By Will Grahame-Clarke, 26 Sep 18

Profound lack of awareness of draconian tax regime

nudge letters

Surprised young woman reading letter with bad news. Worried attractive lady looking on document with unexpected written notice, shocked with bills, tax form or wrong payment. Message about loan debt

Nudge letters sent to individuals who may have offshore assets have not given recipients enough time to react, according to tax advisers Blick Rothenberg.

The accountancy and tax advisory firm has been made aware of correspondence from HM Revenue and Customs arriving as late as mid-September, barely days ahead of a 200% penalty regime launching on 30 September.

Fiona Fernie, a tax dispute resolution partner at Blick Rothenberg, said: “The letters have been in a number of different formats, according to whether HMRC has specific information about offshore assets and what the source of that information is.

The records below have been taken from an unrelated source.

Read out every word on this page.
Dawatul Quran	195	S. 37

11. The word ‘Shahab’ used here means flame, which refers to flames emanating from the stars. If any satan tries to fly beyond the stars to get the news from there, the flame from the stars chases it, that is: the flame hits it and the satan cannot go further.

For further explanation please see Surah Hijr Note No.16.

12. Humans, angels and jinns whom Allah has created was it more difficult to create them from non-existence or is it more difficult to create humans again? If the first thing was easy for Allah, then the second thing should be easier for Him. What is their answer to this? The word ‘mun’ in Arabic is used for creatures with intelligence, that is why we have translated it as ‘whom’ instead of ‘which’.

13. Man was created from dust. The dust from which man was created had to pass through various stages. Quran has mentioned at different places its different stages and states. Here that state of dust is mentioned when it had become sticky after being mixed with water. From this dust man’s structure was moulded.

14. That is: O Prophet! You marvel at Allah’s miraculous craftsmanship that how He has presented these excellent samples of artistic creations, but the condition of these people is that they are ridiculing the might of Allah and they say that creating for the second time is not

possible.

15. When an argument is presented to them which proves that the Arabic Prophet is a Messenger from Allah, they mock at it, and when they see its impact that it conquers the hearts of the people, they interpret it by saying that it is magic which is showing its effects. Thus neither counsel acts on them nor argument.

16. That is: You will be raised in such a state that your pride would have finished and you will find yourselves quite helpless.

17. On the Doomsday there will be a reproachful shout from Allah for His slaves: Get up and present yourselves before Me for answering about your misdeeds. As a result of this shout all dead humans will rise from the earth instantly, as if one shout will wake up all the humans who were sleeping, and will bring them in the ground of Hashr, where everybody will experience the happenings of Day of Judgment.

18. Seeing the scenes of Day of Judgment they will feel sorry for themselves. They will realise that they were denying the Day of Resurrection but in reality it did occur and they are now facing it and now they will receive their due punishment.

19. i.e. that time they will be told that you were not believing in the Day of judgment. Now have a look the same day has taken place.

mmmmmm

“However, the thrust of all the letters is the same – if taxpayers have undeclared offshore income and gains, which should have been reported for UK tax purposes, it is important that they make a disclosure before 30 September 2018 to avoid the possibility of draconian penalties being imposed under the Requirement to Correct (RTC) legislation.”

After September, RTC becomes Failure to Correct (FTC), with penalties as high as 200% of the underpaid tax and 10% of the value of the asset offshore, depending on the circumstances.

Too little too late

Fernie said: “HMRC has indicated that these letters are ‘designed to help’ taxpayers understand their obligations and avoid falling foul of the legislation that was introduced by Finance (No 2) Act 2017. Although there is also a leaflet issued by HMRC, it was only issued in August 2018 and has only been circulated week commencing 17 September – so, is it too little too late?

“While those of us in the profession are very familiar with the terms of the RTC legislation, to date there has not been a huge amount of widespread ‘advertising’ of the new legislation.”

In the dark

She added: “There are plenty of taxpayers who are still completely in the dark, which is very worrying since the legislation does not just affect those who have deliberately not disclosed offshore income and gains – it also catches those who have failed to disclose such sources completely innocently.

“This means that the ‘nudge letters’ and the leaflet may be insufficient to ensure that taxpayers review and make any amendments to their tax reporting prior to 30 September.”

Poorly timed nudge letters

“After all, many of the letters we are seeing have been issued at the height of the holiday period,” continued Fernie.

“By the time taxpayers returned from vacation and realised that they may have an issue, there may not have been enough time left to carry out the necessary review and make a disclosure to HMRC before the deadline.

“The Finance (No 2) Act 2017 received Royal Assent on 16 November 2017.  Wouldn’t it have been more helpful if HMRC had started ‘nudging’ taxpayers then?”

Under pressure

HMRC is under pressure to raise revenue through tax investigations, forcing it to overstep the mark , say critics.

Grist to the mill is also expected to be added by a report looking into HMRC’s extensive new powers.

The UK tax authority is also being sued by law firm Mishcon de Reya for compromising an expat client’s data in what will be a vital test case impacting those with offshore tax affairs.